Job vs Startup — Which Do I Recommend?
Note to self: Finish this post! Draft/Preview:
My short answer: I recommend getting a “job” over launching a “startup”.
“Russian Roulette” has a 16% chance of failure/death (1 bullet out of 6 chambers), whereas “Startup Roulette” has a 90% chance of failure (5 bullets out of 6 chambers).
My expanded personal advice: — hear me out on the alternative:
- Write down your top 5 favourite/preferred companies to work for
- Find out which of them are publicly listed on the stock market
- Do whatever it takes to get a job at either [this could be another post]
Once you’re in your favourite/preferred company, work there as if it was your own startup! Below are a few guidelines I would strongly recommend:
- Work overtime, like 50-60 hours a week, even if it’s not paid (this is one of the biggest flags you can wave that “I’m the best” within the organisation .. Also, this is still a lot easier than working 60-80 hours a week within a startup, as some startups dont even pay you at all the first few months/years)
- Smash out all the work you’re assigned, then ask your manager if there’s anything else you can do (even if it’s out of the job description — within a startup, you’d be doing anything/everything anyway, think of this as a protected warmup!)
- Reinvest 10-20% of every pay check into buying the company’s stock, and opt for dividend share reinvestment (this will shock/impress your superiors how seriously vested into the organisation you are .. also, they will treat you with far more respect as you are a shareholder, which in essence makes you their boss!)
- Answer work communication around the clock; including nights + weekends + holidays (this will further shock/impress your superiors, as other staff will not do this and it will be another clear ‘competitive advantage’ why you’re the best — within a startup, you’d be doing this anyway, so think of it as yet another protected warmup)
After a few weeks, the entire organisation will know you’re one of the hardest working + highest performing employees. They will certainly *NOT* fire you. That job security has value.
After a few months, you’ll start getting promoted with pay increases. Smart organisations will reciprocate your actions and reward you. Why would they want to lose their best person? They would much rather fire the guy who dodges hours, takes long breaks, avoids tasks “outside their description” — that’s the weakest link, not you (by a longshot!).
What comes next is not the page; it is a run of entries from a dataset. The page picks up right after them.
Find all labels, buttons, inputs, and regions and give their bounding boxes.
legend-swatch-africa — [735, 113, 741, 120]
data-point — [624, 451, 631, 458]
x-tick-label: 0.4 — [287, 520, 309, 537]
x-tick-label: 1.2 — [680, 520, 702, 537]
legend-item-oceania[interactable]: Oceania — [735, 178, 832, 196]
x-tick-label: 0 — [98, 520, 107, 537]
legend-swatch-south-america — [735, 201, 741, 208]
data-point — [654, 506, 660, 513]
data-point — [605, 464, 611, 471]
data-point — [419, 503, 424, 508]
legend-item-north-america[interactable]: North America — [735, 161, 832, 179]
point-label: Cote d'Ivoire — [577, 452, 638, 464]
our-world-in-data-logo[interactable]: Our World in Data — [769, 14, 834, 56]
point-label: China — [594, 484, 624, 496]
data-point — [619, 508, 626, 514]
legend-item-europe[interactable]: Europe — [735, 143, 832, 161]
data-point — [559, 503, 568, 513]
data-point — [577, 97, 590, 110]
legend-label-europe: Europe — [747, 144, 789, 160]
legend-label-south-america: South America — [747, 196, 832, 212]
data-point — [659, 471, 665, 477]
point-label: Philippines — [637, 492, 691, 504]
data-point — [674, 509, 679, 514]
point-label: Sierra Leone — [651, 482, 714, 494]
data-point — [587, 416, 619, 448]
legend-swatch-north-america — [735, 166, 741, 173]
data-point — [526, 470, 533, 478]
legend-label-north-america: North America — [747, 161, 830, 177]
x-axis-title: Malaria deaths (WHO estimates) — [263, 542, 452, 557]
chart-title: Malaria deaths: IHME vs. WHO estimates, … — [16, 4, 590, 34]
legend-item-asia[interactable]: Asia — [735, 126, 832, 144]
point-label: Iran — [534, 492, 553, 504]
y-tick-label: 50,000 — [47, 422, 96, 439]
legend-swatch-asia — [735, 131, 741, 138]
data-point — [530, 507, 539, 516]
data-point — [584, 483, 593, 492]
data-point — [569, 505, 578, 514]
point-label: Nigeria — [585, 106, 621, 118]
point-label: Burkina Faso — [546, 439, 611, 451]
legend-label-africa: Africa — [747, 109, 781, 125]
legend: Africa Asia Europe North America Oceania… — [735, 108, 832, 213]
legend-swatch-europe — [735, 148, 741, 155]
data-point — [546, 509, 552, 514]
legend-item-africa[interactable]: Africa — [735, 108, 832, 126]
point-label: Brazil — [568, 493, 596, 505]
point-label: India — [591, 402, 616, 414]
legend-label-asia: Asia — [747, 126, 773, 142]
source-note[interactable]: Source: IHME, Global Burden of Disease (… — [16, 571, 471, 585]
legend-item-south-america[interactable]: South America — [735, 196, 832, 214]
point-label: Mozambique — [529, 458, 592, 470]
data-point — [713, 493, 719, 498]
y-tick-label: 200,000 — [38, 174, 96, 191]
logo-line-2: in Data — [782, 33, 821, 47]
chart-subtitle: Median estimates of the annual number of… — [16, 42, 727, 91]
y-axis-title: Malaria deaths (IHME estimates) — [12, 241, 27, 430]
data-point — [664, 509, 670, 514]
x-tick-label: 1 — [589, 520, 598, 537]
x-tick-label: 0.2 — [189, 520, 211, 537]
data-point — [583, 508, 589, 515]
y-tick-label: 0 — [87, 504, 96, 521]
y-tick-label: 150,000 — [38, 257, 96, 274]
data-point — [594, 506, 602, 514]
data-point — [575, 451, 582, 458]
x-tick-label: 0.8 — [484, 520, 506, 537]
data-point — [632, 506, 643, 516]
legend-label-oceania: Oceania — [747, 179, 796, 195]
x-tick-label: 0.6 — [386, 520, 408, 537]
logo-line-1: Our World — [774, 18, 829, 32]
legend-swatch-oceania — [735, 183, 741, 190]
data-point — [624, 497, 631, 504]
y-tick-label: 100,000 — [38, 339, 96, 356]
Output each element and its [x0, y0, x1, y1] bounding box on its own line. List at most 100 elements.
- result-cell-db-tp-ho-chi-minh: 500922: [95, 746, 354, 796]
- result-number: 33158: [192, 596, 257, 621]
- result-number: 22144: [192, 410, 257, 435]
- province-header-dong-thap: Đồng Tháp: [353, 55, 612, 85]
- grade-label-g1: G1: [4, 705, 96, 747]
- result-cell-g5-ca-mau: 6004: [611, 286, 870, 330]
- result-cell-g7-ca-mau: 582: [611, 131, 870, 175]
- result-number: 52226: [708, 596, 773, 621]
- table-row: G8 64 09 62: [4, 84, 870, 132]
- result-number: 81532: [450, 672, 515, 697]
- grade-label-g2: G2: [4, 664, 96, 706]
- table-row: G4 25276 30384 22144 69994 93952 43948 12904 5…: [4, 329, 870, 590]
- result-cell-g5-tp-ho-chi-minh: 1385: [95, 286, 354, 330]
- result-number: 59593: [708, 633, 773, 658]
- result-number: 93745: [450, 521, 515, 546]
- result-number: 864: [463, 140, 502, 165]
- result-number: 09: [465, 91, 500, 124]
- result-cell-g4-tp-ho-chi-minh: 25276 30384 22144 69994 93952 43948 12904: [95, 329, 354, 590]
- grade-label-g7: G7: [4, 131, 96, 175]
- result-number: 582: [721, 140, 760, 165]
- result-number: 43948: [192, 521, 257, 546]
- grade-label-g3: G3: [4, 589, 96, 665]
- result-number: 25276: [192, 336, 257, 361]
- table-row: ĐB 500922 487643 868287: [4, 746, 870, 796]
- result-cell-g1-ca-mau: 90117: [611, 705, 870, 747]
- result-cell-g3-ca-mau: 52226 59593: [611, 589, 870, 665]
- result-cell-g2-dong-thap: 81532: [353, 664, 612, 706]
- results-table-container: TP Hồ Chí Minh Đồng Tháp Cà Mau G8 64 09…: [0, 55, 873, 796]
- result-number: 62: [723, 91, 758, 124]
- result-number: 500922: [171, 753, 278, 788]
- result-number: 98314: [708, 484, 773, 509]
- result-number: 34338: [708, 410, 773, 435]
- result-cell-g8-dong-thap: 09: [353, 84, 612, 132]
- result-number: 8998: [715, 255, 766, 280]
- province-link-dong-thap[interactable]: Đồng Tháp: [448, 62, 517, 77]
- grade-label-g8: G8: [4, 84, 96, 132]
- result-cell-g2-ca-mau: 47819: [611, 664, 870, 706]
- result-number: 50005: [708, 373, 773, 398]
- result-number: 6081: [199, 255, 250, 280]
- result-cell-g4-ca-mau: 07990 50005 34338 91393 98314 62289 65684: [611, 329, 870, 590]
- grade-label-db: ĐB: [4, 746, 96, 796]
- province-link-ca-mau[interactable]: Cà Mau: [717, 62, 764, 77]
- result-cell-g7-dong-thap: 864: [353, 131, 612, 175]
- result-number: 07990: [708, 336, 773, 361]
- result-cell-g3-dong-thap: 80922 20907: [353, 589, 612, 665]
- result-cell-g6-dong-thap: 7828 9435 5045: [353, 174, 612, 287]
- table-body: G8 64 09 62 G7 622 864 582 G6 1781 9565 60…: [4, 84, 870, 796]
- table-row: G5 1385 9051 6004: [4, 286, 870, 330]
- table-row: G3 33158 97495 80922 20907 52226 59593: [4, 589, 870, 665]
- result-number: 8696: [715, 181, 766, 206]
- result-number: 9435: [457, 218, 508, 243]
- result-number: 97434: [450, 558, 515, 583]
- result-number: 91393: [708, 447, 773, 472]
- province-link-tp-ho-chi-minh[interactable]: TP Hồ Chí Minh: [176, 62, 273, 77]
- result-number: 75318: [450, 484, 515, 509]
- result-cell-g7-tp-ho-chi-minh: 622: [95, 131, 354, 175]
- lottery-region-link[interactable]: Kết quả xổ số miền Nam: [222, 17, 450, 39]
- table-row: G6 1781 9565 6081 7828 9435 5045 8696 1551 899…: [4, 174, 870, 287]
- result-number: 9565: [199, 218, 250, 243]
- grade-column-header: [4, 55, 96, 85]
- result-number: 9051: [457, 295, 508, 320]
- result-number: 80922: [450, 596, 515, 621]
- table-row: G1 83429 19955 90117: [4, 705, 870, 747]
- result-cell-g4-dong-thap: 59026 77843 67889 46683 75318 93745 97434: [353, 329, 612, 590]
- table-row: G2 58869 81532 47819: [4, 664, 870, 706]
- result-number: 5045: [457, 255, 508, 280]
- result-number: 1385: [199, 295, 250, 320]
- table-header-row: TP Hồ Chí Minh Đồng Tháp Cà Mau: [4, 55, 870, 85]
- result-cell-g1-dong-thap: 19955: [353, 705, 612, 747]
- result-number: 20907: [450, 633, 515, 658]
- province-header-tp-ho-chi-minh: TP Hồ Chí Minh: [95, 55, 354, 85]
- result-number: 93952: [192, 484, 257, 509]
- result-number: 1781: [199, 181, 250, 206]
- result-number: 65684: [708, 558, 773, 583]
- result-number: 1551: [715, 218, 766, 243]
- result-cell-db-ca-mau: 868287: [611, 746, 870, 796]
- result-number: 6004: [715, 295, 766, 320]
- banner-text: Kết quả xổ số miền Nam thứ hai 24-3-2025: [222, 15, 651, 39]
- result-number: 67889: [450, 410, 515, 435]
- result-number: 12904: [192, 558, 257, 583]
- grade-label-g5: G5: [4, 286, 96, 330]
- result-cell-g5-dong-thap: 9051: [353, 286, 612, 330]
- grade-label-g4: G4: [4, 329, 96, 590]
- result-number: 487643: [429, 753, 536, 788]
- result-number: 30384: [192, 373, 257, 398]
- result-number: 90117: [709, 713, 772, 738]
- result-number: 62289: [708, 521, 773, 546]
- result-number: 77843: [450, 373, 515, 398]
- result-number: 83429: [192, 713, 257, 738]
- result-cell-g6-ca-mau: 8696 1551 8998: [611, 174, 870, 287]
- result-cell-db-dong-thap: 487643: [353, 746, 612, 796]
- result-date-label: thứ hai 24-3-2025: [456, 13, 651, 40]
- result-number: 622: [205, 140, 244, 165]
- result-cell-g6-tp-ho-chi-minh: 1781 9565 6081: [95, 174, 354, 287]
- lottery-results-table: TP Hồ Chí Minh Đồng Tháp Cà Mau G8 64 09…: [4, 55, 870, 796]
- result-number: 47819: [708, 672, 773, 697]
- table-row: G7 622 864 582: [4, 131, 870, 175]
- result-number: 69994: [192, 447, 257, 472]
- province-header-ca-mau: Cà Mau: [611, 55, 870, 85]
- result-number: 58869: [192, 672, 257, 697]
After a few years, you’d own $100k+ of company stock, which will be more than 99% of people around you within the organisation. You might even have more company stock than your boss’ boss (depending how big of a company you picked). They will not mess with you. This respect has huge value.
The more promotions you earn, the more you get paid, the more stock you can buy. Within 5-10 years (which is around the time the 10% surviving startups may achieve a successful exit, with the founders netting $1M-$5M stock if they’re lucky), you’d have earned $1M+ in wages and maybe even another $500k+ in shares, especially if they appreciated too.
There are countless stories of people entering public corporations at the bottom and ending up as CEO of multi-billion dollar companies:
- David Abney, CEO of UPS: started at age 19 loading packages into delivery vans.
- Mary Barra, CEO + Chairman of General Motors: started at 18 on the assembly line, checking fender panels and inspecting hoods.
- Bob Iger, CEO + Chairman of Walt Disney: started as a weatherman on a local ABC news station.
- Doug McMillon, CEO + President of Walmart: as a teenager, loaded trucks at a Wal-Mart distribution center.
- Alex Gorsky, CEO + Chairman of Johnsons & Johnson: started at age 28 as a sales representative at Janssen Pharmaceutica, a Johnsons & Johnson subsidiary.
- Michael Corbat, CEO of Citigroup: started in the sales department at Salomon Brothers, which merged with Citigroup a few years later.
- And countless others: Just Google and you’ll see many interesting stories
Conclusion: Working at your favourite/preferred company, and climbing up the ranks with maximum security and comfort, I would say, is far easier/better than taking the risk of launching a startup (which requires far more commitment, perseverance, risk, energy, etc).
Even if after going through the aforementioned job path, and you decide after 5-10 years you dislike it, you’re in a FAR better position to launch a startup/business than before, as you’ve got tons of valuable experience + substantial personal capital.